The late Louis Goldman was at the head of the record-breaking Jewish fund-raising support for Israel in Dayton — and across North America — at that time. In 1967, Goldman was the youngest national chair of United Jewish Appeal. He also chaired Dayton’s Israel Emergency Campaign.
In 2007, Goldman shared his memories of the Six-Day War campaign with Observer freelancer Renate Frydman to commemorate its 40th anniversary.
“Dayton became the highest city per capita in giving for that campaign in all the country,” Goldman told Frydman. “We started setting up meetings and fund-raising affairs. There was a big fund-raiser at Meadowbrook (Country Club) and smaller groups at private homes. Even Christians gave. I called people and they were very willing (but), I asked them to give even more. I wasn’t afraid to ask. Right after the war started, we filled Temple Israel (then on Salem Avenue) to overflowing.”
On the evening of June 11, the Jewish Federation — then called the Jewish Community Council — held the City-Wide Emergency Community Rally for the Israel Emergency Fund.
Council President Robert A. Shapiro told those present, “We are gathered here — Orthodox, Conservative, Reform, Zionist, non-Zionist, members of all Jewish organizations — to speak in a single voice of our determination to safeguard the right of a small nation to live in peace.”
Because Israel’s survival was uncertain, the council’s leadership decided to divert money to Israel that it had raised to build a new home for the aged, Goldman recalled.

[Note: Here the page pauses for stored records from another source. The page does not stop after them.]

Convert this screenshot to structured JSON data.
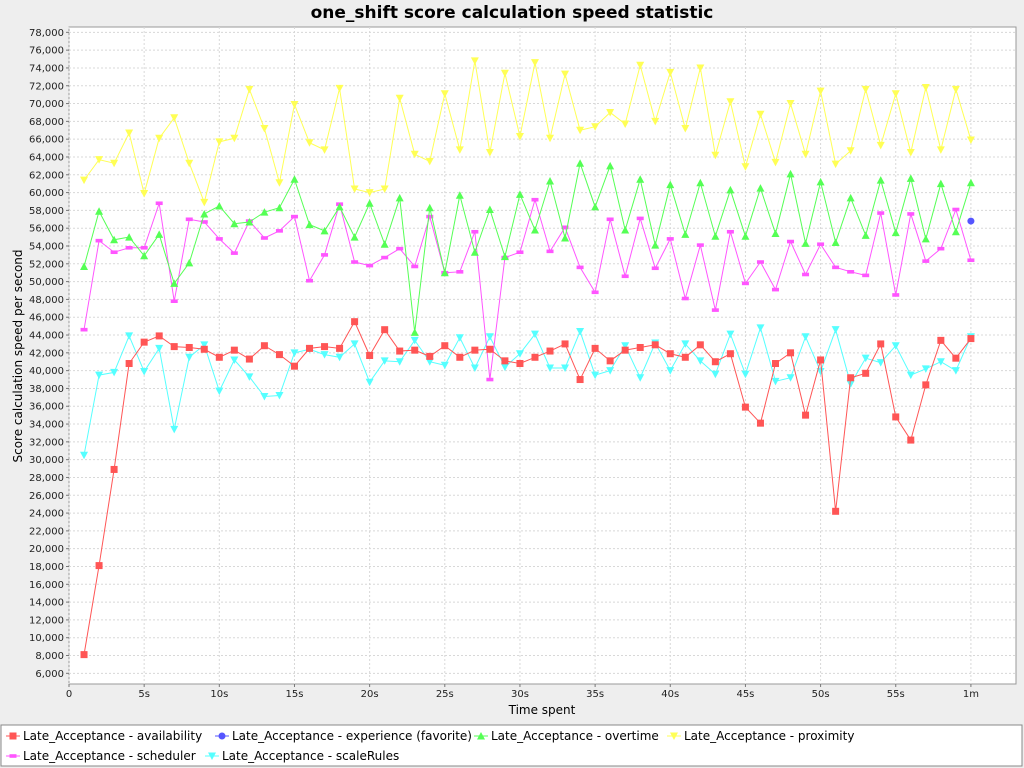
{
  "chart_data": {
    "type": "line",
    "title": "one_shift score calculation speed statistic",
    "xlabel": "Time spent",
    "ylabel": "Score calculation speed per second",
    "xlim": [
      0,
      63
    ],
    "ylim": [
      4800,
      78600
    ],
    "x_ticks": [
      {
        "value": 0,
        "label": "0"
      },
      {
        "value": 5,
        "label": "5s"
      },
      {
        "value": 10,
        "label": "10s"
      },
      {
        "value": 15,
        "label": "15s"
      },
      {
        "value": 20,
        "label": "20s"
      },
      {
        "value": 25,
        "label": "25s"
      },
      {
        "value": 30,
        "label": "30s"
      },
      {
        "value": 35,
        "label": "35s"
      },
      {
        "value": 40,
        "label": "40s"
      },
      {
        "value": 45,
        "label": "45s"
      },
      {
        "value": 50,
        "label": "50s"
      },
      {
        "value": 55,
        "label": "55s"
      },
      {
        "value": 60,
        "label": "1m"
      }
    ],
    "y_ticks": [
      6000,
      8000,
      10000,
      12000,
      14000,
      16000,
      18000,
      20000,
      22000,
      24000,
      26000,
      28000,
      30000,
      32000,
      34000,
      36000,
      38000,
      40000,
      42000,
      44000,
      46000,
      48000,
      50000,
      52000,
      54000,
      56000,
      58000,
      60000,
      62000,
      64000,
      66000,
      68000,
      70000,
      72000,
      74000,
      76000,
      78000
    ],
    "y_tick_labels": [
      "6,000",
      "8,000",
      "10,000",
      "12,000",
      "14,000",
      "16,000",
      "18,000",
      "20,000",
      "22,000",
      "24,000",
      "26,000",
      "28,000",
      "30,000",
      "32,000",
      "34,000",
      "36,000",
      "38,000",
      "40,000",
      "42,000",
      "44,000",
      "46,000",
      "48,000",
      "50,000",
      "52,000",
      "54,000",
      "56,000",
      "58,000",
      "60,000",
      "62,000",
      "64,000",
      "66,000",
      "68,000",
      "70,000",
      "72,000",
      "74,000",
      "76,000",
      "78,000"
    ],
    "grid": true,
    "legend_position": "bottom",
    "series": [
      {
        "name": "Late_Acceptance - availability",
        "color": "#ff5555",
        "marker": "square",
        "x": [
          1,
          2,
          3,
          4,
          5,
          6,
          7,
          8,
          9,
          10,
          11,
          12,
          13,
          14,
          15,
          16,
          17,
          18,
          19,
          20,
          21,
          22,
          23,
          24,
          25,
          26,
          27,
          28,
          29,
          30,
          31,
          32,
          33,
          34,
          35,
          36,
          37,
          38,
          39,
          40,
          41,
          42,
          43,
          44,
          45,
          46,
          47,
          48,
          49,
          50,
          51,
          52,
          53,
          54,
          55,
          56,
          57,
          58,
          59,
          60
        ],
        "values": [
          8100,
          18100,
          28900,
          40800,
          43200,
          43900,
          42700,
          42600,
          42400,
          41500,
          42300,
          41300,
          42800,
          41800,
          40500,
          42500,
          42700,
          42500,
          45500,
          41700,
          44600,
          42200,
          42300,
          41600,
          42800,
          41500,
          42300,
          42400,
          41100,
          40800,
          41500,
          42200,
          43000,
          39000,
          42500,
          41100,
          42300,
          42600,
          42900,
          41900,
          41500,
          42900,
          41000,
          41900,
          35900,
          34100,
          40800,
          42000,
          35000,
          41200,
          24200,
          39200,
          39700,
          43000,
          34800,
          32200,
          38400,
          43400,
          41400,
          43600
        ]
      },
      {
        "name": "Late_Acceptance - experience (favorite)",
        "color": "#5555ff",
        "marker": "circle",
        "x": [
          60
        ],
        "values": [
          56800
        ]
      },
      {
        "name": "Late_Acceptance - overtime",
        "color": "#55ff55",
        "marker": "triangle-up",
        "x": [
          1,
          2,
          3,
          4,
          5,
          6,
          7,
          8,
          9,
          10,
          11,
          12,
          13,
          14,
          15,
          16,
          17,
          18,
          19,
          20,
          21,
          22,
          23,
          24,
          25,
          26,
          27,
          28,
          29,
          30,
          31,
          32,
          33,
          34,
          35,
          36,
          37,
          38,
          39,
          40,
          41,
          42,
          43,
          44,
          45,
          46,
          47,
          48,
          49,
          50,
          51,
          52,
          53,
          54,
          55,
          56,
          57,
          58,
          59,
          60
        ],
        "values": [
          51700,
          57900,
          54700,
          55000,
          52900,
          55300,
          49800,
          52100,
          57600,
          58500,
          56500,
          56700,
          57800,
          58300,
          61500,
          56400,
          55700,
          58400,
          55000,
          58800,
          54200,
          59400,
          44300,
          58300,
          51000,
          59700,
          53300,
          58100,
          52800,
          59800,
          55800,
          61300,
          54900,
          63300,
          58400,
          63000,
          55800,
          61500,
          54100,
          60900,
          55300,
          61100,
          55100,
          60300,
          55100,
          60500,
          55400,
          62100,
          54300,
          61200,
          54400,
          59400,
          55200,
          61400,
          55500,
          61600,
          54800,
          61000,
          55600,
          61100
        ]
      },
      {
        "name": "Late_Acceptance - proximity",
        "color": "#ffff55",
        "marker": "triangle-down",
        "x": [
          1,
          2,
          3,
          4,
          5,
          6,
          7,
          8,
          9,
          10,
          11,
          12,
          13,
          14,
          15,
          16,
          17,
          18,
          19,
          20,
          21,
          22,
          23,
          24,
          25,
          26,
          27,
          28,
          29,
          30,
          31,
          32,
          33,
          34,
          35,
          36,
          37,
          38,
          39,
          40,
          41,
          42,
          43,
          44,
          45,
          46,
          47,
          48,
          49,
          50,
          51,
          52,
          53,
          54,
          55,
          56,
          57,
          58,
          59,
          60
        ],
        "values": [
          61400,
          63700,
          63300,
          66700,
          59900,
          66100,
          68400,
          63300,
          58900,
          65700,
          66100,
          71600,
          67200,
          61100,
          69900,
          65600,
          64800,
          71700,
          60400,
          60000,
          60400,
          70600,
          64300,
          63500,
          71100,
          64800,
          74800,
          64500,
          73400,
          66300,
          74600,
          66100,
          73300,
          67000,
          67400,
          69000,
          67700,
          74300,
          68000,
          73500,
          67200,
          74000,
          64200,
          70200,
          62900,
          68800,
          63400,
          70000,
          64300,
          71400,
          63200,
          64700,
          71600,
          65300,
          71100,
          64500,
          71800,
          64800,
          71600,
          65900
        ]
      },
      {
        "name": "Late_Acceptance - scheduler",
        "color": "#ff55ff",
        "marker": "dash",
        "x": [
          1,
          2,
          3,
          4,
          5,
          6,
          7,
          8,
          9,
          10,
          11,
          12,
          13,
          14,
          15,
          16,
          17,
          18,
          19,
          20,
          21,
          22,
          23,
          24,
          25,
          26,
          27,
          28,
          29,
          30,
          31,
          32,
          33,
          34,
          35,
          36,
          37,
          38,
          39,
          40,
          41,
          42,
          43,
          44,
          45,
          46,
          47,
          48,
          49,
          50,
          51,
          52,
          53,
          54,
          55,
          56,
          57,
          58,
          59,
          60
        ],
        "values": [
          44600,
          54600,
          53300,
          53800,
          53800,
          58800,
          47800,
          57000,
          56700,
          54800,
          53200,
          56800,
          54900,
          55700,
          57300,
          50100,
          53000,
          58700,
          52200,
          51800,
          52700,
          53700,
          51700,
          57300,
          51000,
          51100,
          55600,
          39000,
          52700,
          53300,
          59200,
          53400,
          56100,
          51600,
          48800,
          57000,
          50600,
          57100,
          51500,
          54800,
          48100,
          54100,
          46800,
          55600,
          49800,
          52200,
          49100,
          54500,
          50800,
          54200,
          51600,
          51100,
          50700,
          57700,
          48500,
          57600,
          52300,
          53700,
          58100,
          52400
        ]
      },
      {
        "name": "Late_Acceptance - scaleRules",
        "color": "#55ffff",
        "marker": "triangle-down",
        "x": [
          1,
          2,
          3,
          4,
          5,
          6,
          7,
          8,
          9,
          10,
          11,
          12,
          13,
          14,
          15,
          16,
          17,
          18,
          19,
          20,
          21,
          22,
          23,
          24,
          25,
          26,
          27,
          28,
          29,
          30,
          31,
          32,
          33,
          34,
          35,
          36,
          37,
          38,
          39,
          40,
          41,
          42,
          43,
          44,
          45,
          46,
          47,
          48,
          49,
          50,
          51,
          52,
          53,
          54,
          55,
          56,
          57,
          58,
          59,
          60
        ],
        "values": [
          30500,
          39500,
          39800,
          43900,
          39900,
          42500,
          33400,
          41500,
          42900,
          37700,
          41200,
          39300,
          37100,
          37200,
          42000,
          42400,
          41800,
          41500,
          43000,
          38700,
          41100,
          41000,
          43400,
          41000,
          40600,
          43700,
          40300,
          43800,
          40400,
          41900,
          44100,
          40300,
          40300,
          44400,
          39500,
          40000,
          42800,
          39200,
          43100,
          40000,
          43000,
          41100,
          39600,
          44100,
          39600,
          44800,
          38800,
          39200,
          43800,
          39900,
          44600,
          38500,
          41400,
          40900,
          42800,
          39500,
          40200,
          41000,
          40000,
          43800
        ]
      }
    ]
  }
}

Those who worked on the emergency campaign with him included Arthur Beerman, Solly Frank, Harry Green, Ed Levi, Milton Marks, Elmer Moyer, Joe Patterson, and Gene Thal. “We were going after the big dollars as fast as we could get them,” Goldman said.

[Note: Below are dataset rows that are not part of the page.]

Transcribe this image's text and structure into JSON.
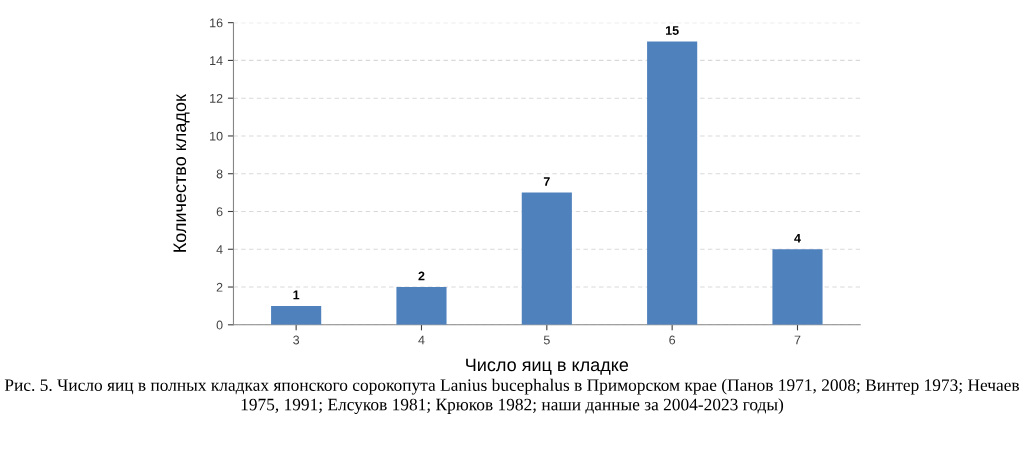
{
  "chart_data": {
    "type": "bar",
    "xlabel": "Число яиц в кладке",
    "ylabel": "Количество кладок",
    "categories": [
      "3",
      "4",
      "5",
      "6",
      "7"
    ],
    "values": [
      1,
      2,
      7,
      15,
      4
    ],
    "color": "#4f81bd",
    "ylim": [
      0,
      16
    ],
    "yticks": [
      0,
      2,
      4,
      6,
      8,
      10,
      12,
      14,
      16
    ],
    "grid": "y",
    "data_labels": true,
    "annotations": [
      "Рис. 5. Число яиц в полных кладках японского сорокопута Lanius bucephalus в Приморском крае (Панов 1971, 2008; Винтер 1973; Нечаев 1975, 1991; Елсуков 1981; Крюков 1982; наши данные за 2004-2023 годы)"
    ]
  }
}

The June 19, 1967 issue of Newsweek reported about the national UJA Israel Emergency Fund and noted that in the “relatively small” city of Dayton, “seven men contributed $500,000.”
In the middle of the campaign, Goldman received a call that his father was dying. “I went home to see him. I saw him for a while and went back to Bob’s office,” he said, referring to the late Robert Fitterman, executive director of the Jewish Community Council.

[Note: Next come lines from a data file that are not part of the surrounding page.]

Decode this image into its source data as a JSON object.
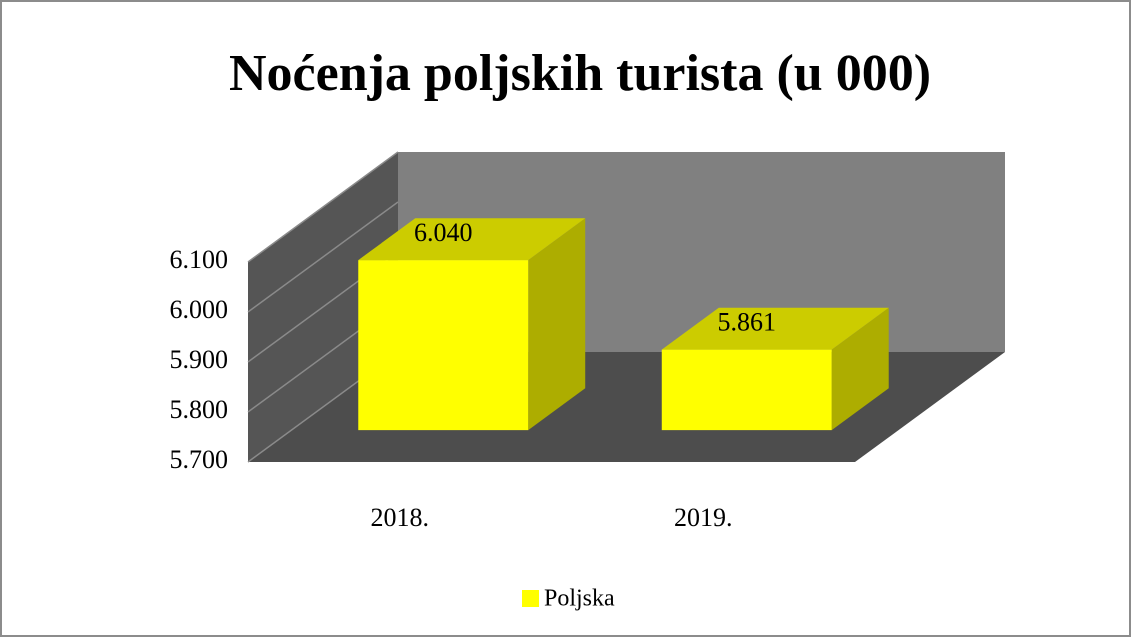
{
  "chart_data": {
    "type": "bar3d",
    "title": "Noćenja poljskih turista (u 000)",
    "categories": [
      "2018.",
      "2019."
    ],
    "series": [
      {
        "name": "Poljska",
        "color": "#ffff00",
        "values": [
          6040,
          5861
        ],
        "value_labels": [
          "6.040",
          "5.861"
        ]
      }
    ],
    "ylim": [
      5700,
      6100
    ],
    "yticks": [
      {
        "value": 5700,
        "label": "5.700"
      },
      {
        "value": 5800,
        "label": "5.800"
      },
      {
        "value": 5900,
        "label": "5.900"
      },
      {
        "value": 6000,
        "label": "6.000"
      },
      {
        "value": 6100,
        "label": "6.100"
      }
    ],
    "grid": true,
    "legend": "bottom"
  }
}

In his role as a national chair of UJA, Goldman traveled nationwide from city to city to raise dollars with Israel’s treasurer, Pinchas Saphir, who led the U.S. emergency fund-raising.
In total, UJA raised $322 million for the Six-Day War Israel Emergency Campaign. For its part, Dayton raised more than $1.1 million for the emergency campaign; adjusted for inflation, this would amount to $8.1 million in 2017 dollars.
On June 15, 1967, four days after the war’s cease-fire and Israel’s resounding victory, Dayton Jewish Chronicle Editor Anne M. Hammerman wrote, “Our community has become a beacon for Jewry throughout the country. So immediate and great was our response that we are the example for many communities.”